NextEra Energy (NEE), for example operates a 5-megawatt solar farm in southern New Jersey. PJM Interconnection will be paying NextEra and most other commercial solar producers in the area, approximately 38% of the capacity auction, or about $63 per megawatt-day.

The only program the federal government has been offering is to temporarily lower federal income taxes on solar profits. It does not offer any top-line revenue sources. In fact, after a solar facility has been operating profitably for six years, the solar farm is fully exposed to the highest possible income tax bracket possible and is left with no deductions. For the next 20 years, the solar farm is required to pour money into federal and state coffers.

If a company such as Duke Energy (DUK) or Exelon (EXC) invests in a new solar farm, the federal government will only offer them two tax reduction incentives: accelerated depreciation and an investment tax credit. To claim them requires the facility to be operating and profitable; the federal government won't be writing any checks for solar operators.

Like all businesses, the federal government allows the solar industry to depreciate equipment. But in solar's case, the federal government allows owners to compress depreciation schedules according to the Modified Accelerated Cost-Recovery System (MACRS). This allows owners to finish expensing depreciation by year six, instead of say, year 25. MACRS doesn't cost the government a dime; business owners were going to depreciate their assets anyway.
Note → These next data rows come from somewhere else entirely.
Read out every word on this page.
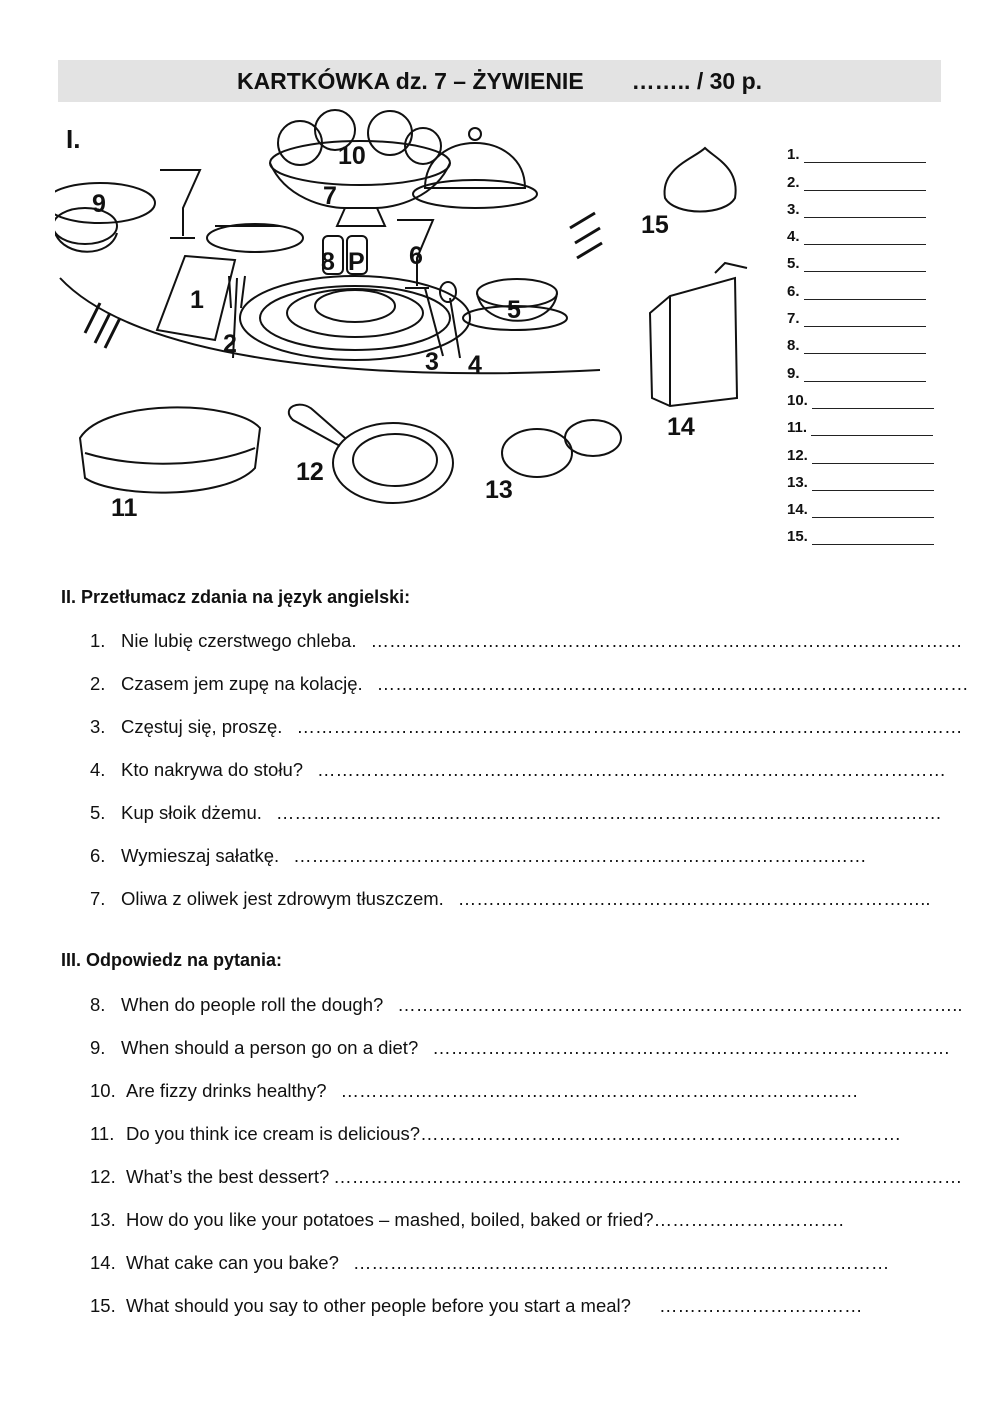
KARTKÓWKA dz. 7 – ŻYWIENIE …….. / 30 p.
I.
1
2
3 4
5
6
7
8 P
9
10
11
12
13
14
15
1.
2.
3.
4.
5.
6.
7.
8.
9.
10.
11.
12.
13.
14.
15.
II. Przetłumacz zdania na język angielski:
1. Nie lubię czerstwego chleba. ……………………………………………………………………………………
2. Czasem jem zupę na kolację. ……………………………………………………………………………………
3. Częstuj się, proszę. ………………………………………………………………………………………………
4. Kto nakrywa do stołu? …………………………………………………………………………………………
5. Kup słoik dżemu. ………………………………………………………………………………………………
6. Wymieszaj sałatkę. …………………………………………………………………………………
7. Oliwa z oliwek jest zdrowym tłuszczem. …………………………………………………………………..
III. Odpowiedz na pytania:
8. When do people roll the dough? ………………………………………………………………………………..
9. When should a person go on a diet? …………………………………………………………………………
10. Are fizzy drinks healthy? …………………………………………………………………………
11. Do you think ice cream is delicious? ……………………………………………………………………
12. What’s the best dessert? …………………………………………………………………………………………
13. How do you like your potatoes – mashed, boiled, baked or fried? ………………………….
14. What cake can you bake? ……………………………………………………………………………
15. What should you say to other people before you start a meal? ……………………………
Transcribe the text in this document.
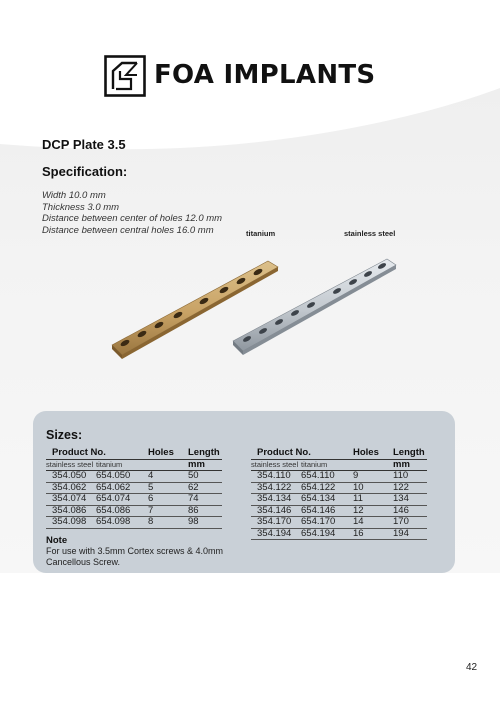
FOA IMPLANTS
DCP Plate 3.5
Specification:
Width 10.0 mm
Thickness 3.0 mm
Distance between center of holes 12.0 mm
Distance between central holes 16.0 mm	titanium	stainless steel
Sizes:
Product No.		Holes	Length
stainless steel	titanium		mm
354.050	654.050	4	50
354.062	654.062	5	62
354.074	654.074	6	74
354.086	654.086	7	86
354.098	654.098	8	98
Product No.		Holes	Length
stainless steel	titanium		mm
354.110	654.110	9	110
354.122	654.122	10	122
354.134	654.134	11	134
354.146	654.146	12	146
354.170	654.170	14	170
354.194	654.194	16	194
Note
For use with 3.5mm Cortex screws & 4.0mm Cancellous Screw.
42
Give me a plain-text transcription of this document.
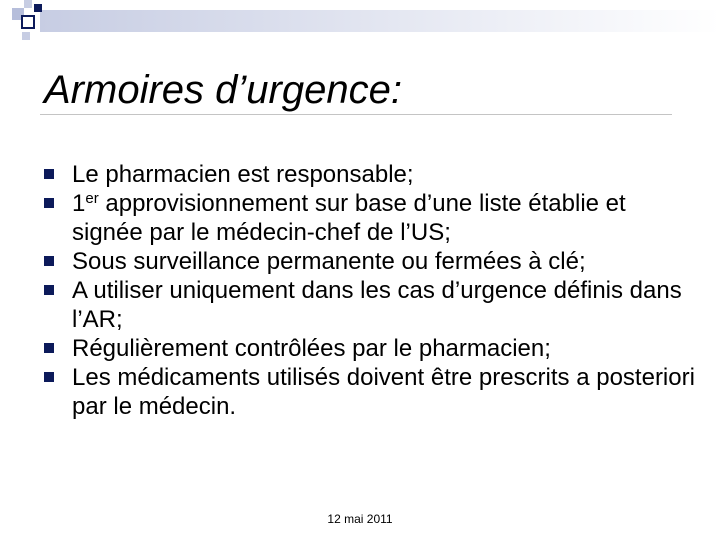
Armoires d’urgence:
Le pharmacien est responsable;
1er approvisionnement sur base d’une liste établie et signée par le médecin-chef de l’US;
Sous surveillance permanente ou fermées à clé;
A utiliser uniquement dans les cas d’urgence définis dans l’AR;
Régulièrement contrôlées par le pharmacien;
Les médicaments utilisés doivent être prescrits a posteriori par le médecin.
12 mai 2011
The federal government offers solar facilities an investment tax credit (ITC), which amounts to 30% of the equipment's cost. It does not include the cost of land or land improvements. The ITC can only be claimed after the solar facility begins to produce power. Like MACRS, the ITC doesn't cost the government a dime. It's all recovered in subsequent years.

For a short period during the 2008 recession, the federal government did allow owners to convert their ITC into cash via Section 1603 of the American Recovery and Reinvestment Act. It expired last year and there is no serious movement to resurrect it. (So analysts who claim the Solyndra scandal is hurting the solar industry do not understand the landscape.)

Few single solar farms have been built in states that do not have incentive programs. Federal tax incentives are necessary, but they are not sufficient. And, contrary to political opinion, federal incentives have a net cost to taxpayers of zero.

When analyzing companies such as  First Solar (FSLR) and SunPower (SPWR), research them from the bottom up. That is, look at their markets on a state-by-state basis, not from a congressional perspective.